We will have to wait and see – court tosses claim because plaintiff lacked standing.
Plaintiff Caldwell was “offended” and felt like an “outsider” when she viewed a website called “Understanding Evolution” which was published by the University of California. She filed a federal lawsuit, alleging that the site, funded in part by a grant from the National Science Foundation, violated the First Amendment Establishment Clause by endorsing certain views on religion. For example, Caldwell claimed the site put forth the notion that “the theory of evolution is not in conflict with properly understood Christian or Jewish religious beliefs.”
The defendants, which included the director of the University of California Museum of Paleontology and a UC Berkeley biology professor, moved to dismiss Caldwell’s suit. The U.S. District Court for the Northern District of California granted the motion to dismiss.
The court held that plaintiff Caldwell lacked standing to pursue the Establishment Clause action. Among other things, she had failed to allege that she suffered an “injury in fact,” which is required for a plaintiff to sustain a lawsuit.

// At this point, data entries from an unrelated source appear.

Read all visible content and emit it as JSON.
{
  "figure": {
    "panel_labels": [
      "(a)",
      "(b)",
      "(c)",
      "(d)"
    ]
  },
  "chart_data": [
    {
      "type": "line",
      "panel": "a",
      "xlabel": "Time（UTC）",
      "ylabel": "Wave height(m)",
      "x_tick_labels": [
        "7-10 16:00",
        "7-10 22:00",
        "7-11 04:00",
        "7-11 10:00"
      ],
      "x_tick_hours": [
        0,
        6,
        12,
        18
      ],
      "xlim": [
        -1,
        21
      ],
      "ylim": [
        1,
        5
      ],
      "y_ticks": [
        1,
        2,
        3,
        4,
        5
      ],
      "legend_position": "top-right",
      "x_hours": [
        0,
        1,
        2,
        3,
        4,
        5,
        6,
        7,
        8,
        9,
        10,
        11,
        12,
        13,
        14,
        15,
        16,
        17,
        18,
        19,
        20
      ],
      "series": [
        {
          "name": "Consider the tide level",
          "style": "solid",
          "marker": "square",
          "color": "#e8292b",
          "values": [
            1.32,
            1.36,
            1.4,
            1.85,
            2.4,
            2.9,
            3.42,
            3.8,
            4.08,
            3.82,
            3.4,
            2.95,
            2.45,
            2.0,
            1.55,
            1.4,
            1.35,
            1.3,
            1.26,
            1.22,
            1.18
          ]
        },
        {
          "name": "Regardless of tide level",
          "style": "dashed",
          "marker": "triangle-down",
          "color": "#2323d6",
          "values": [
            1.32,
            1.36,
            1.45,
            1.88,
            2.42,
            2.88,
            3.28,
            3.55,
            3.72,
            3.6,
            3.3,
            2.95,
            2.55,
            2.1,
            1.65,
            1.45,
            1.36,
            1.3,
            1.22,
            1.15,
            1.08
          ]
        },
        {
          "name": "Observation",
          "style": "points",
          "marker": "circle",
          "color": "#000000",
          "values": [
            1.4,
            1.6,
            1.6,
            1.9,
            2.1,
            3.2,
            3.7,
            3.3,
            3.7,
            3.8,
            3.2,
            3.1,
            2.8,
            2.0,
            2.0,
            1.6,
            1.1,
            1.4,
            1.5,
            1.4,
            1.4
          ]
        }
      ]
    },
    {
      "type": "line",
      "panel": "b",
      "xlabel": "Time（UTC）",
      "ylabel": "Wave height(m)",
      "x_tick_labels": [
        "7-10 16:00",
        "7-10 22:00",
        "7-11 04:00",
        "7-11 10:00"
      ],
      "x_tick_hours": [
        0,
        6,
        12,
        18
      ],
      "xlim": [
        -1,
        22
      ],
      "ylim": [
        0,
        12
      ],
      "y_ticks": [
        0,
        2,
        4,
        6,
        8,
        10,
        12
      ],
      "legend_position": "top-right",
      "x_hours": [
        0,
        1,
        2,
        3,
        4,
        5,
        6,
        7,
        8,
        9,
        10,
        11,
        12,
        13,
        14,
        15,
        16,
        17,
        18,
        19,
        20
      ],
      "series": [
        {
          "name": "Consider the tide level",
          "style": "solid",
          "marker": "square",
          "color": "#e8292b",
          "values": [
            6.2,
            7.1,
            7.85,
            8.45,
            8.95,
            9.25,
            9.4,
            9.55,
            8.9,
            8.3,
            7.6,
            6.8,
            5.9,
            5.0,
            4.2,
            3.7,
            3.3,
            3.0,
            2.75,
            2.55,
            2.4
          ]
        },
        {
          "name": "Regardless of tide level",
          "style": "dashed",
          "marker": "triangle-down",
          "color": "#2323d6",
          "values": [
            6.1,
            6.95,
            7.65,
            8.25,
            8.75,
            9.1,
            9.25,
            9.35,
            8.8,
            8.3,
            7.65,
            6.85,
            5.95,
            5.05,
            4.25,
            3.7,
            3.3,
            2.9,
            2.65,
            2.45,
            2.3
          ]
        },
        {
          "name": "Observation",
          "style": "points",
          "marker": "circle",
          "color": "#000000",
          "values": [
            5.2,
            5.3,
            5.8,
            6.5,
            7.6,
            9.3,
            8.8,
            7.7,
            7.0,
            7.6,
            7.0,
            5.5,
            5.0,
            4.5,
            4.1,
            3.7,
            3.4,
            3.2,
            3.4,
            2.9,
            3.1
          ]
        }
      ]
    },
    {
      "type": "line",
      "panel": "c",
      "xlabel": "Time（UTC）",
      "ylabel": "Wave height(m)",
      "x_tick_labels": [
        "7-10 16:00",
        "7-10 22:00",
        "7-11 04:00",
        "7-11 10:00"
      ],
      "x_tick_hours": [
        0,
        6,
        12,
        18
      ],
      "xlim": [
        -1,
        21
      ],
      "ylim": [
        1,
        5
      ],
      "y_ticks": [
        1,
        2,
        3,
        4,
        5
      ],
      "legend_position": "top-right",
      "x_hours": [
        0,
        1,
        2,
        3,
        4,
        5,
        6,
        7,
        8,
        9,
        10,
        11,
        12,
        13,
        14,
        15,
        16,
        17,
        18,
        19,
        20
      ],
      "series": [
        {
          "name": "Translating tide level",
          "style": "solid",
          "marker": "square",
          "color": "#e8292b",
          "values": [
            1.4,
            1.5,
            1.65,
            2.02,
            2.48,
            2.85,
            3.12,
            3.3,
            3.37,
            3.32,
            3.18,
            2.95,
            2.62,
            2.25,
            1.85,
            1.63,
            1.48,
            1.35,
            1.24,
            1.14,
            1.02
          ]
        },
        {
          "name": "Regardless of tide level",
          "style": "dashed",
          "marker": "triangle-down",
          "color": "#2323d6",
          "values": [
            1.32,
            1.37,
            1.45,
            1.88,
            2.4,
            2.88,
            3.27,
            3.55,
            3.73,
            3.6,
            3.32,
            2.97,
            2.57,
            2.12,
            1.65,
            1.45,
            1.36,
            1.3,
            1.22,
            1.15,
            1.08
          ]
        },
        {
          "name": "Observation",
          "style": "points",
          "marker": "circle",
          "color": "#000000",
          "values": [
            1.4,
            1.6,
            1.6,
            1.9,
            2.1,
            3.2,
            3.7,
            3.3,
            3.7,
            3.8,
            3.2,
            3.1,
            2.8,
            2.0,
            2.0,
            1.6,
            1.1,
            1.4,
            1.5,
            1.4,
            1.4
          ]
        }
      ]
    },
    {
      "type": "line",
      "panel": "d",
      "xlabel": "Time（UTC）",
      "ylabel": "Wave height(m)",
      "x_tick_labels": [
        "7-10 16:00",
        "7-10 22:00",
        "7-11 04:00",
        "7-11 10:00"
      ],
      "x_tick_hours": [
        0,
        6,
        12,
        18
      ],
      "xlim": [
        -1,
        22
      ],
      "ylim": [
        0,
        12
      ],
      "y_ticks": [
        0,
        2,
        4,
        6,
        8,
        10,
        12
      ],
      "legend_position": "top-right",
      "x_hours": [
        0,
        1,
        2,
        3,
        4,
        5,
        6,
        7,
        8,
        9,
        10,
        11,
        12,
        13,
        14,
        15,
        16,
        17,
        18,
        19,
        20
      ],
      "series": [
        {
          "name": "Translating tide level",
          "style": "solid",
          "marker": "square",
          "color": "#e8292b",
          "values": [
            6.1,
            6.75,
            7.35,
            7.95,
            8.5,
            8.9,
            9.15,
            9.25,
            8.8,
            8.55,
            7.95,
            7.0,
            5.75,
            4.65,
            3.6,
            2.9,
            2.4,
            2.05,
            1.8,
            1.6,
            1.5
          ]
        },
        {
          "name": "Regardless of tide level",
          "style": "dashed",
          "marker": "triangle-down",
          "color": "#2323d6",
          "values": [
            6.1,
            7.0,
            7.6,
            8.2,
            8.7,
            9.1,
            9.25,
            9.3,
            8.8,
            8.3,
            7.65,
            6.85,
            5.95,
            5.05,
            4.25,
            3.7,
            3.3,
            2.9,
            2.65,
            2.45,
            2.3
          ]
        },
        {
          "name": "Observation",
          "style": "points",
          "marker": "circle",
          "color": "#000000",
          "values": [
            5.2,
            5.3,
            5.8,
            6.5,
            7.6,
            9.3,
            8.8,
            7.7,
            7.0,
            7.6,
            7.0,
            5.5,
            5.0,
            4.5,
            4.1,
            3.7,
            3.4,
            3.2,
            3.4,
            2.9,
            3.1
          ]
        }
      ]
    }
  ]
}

In reaching the conclusion that the evolution website did not cause Caldwell to suffer an injury in fact, the court first looked to the holding of the U.S. Supreme Court’s decision in Valley Forge Christian College v. Am. United for Separation of Church & State, 454 U.S. 464 (1982). Being “offended” and feeling like an “outsider” were simply “psychological consequence[s]” produced “by observation of conduct with which [Caldwell] disagrees,” and were merely generalized grievances against the defendants, insufficient to confer injury in fact.
The court went on to reject Caldwell’s comparison of the evolution website to a public park containing religious symbols, finding the analogy “untenable”:
[A] citizen voluntarily choosing to access the internet who comes across an unwelcome message on a website page is not necessarily prevented from accessing the whole of the internet; the citizen may choose, with a simple click of the mouse, to access a different and unoffensive webpage or website.
Further, the court noted that allowing a plaintiff to claim injury from being “offended” by merely looking at a website would be the start down a slippery slope:
Given this massive appeal and impossibly broad spectrum [of the internet], it is simply inconceivable that the mere viewing of certain webpages . . . is sufficient to give rise to injury in fact standing. If this were so, then every webpage on the internet could give rise to a claim, simply based on an individual’s negative emotional response to that webpage.
Caldwell v. Caldwell, (Slip Op.) 2005 WL 618511 (N.D. Cal. March 13, 2006).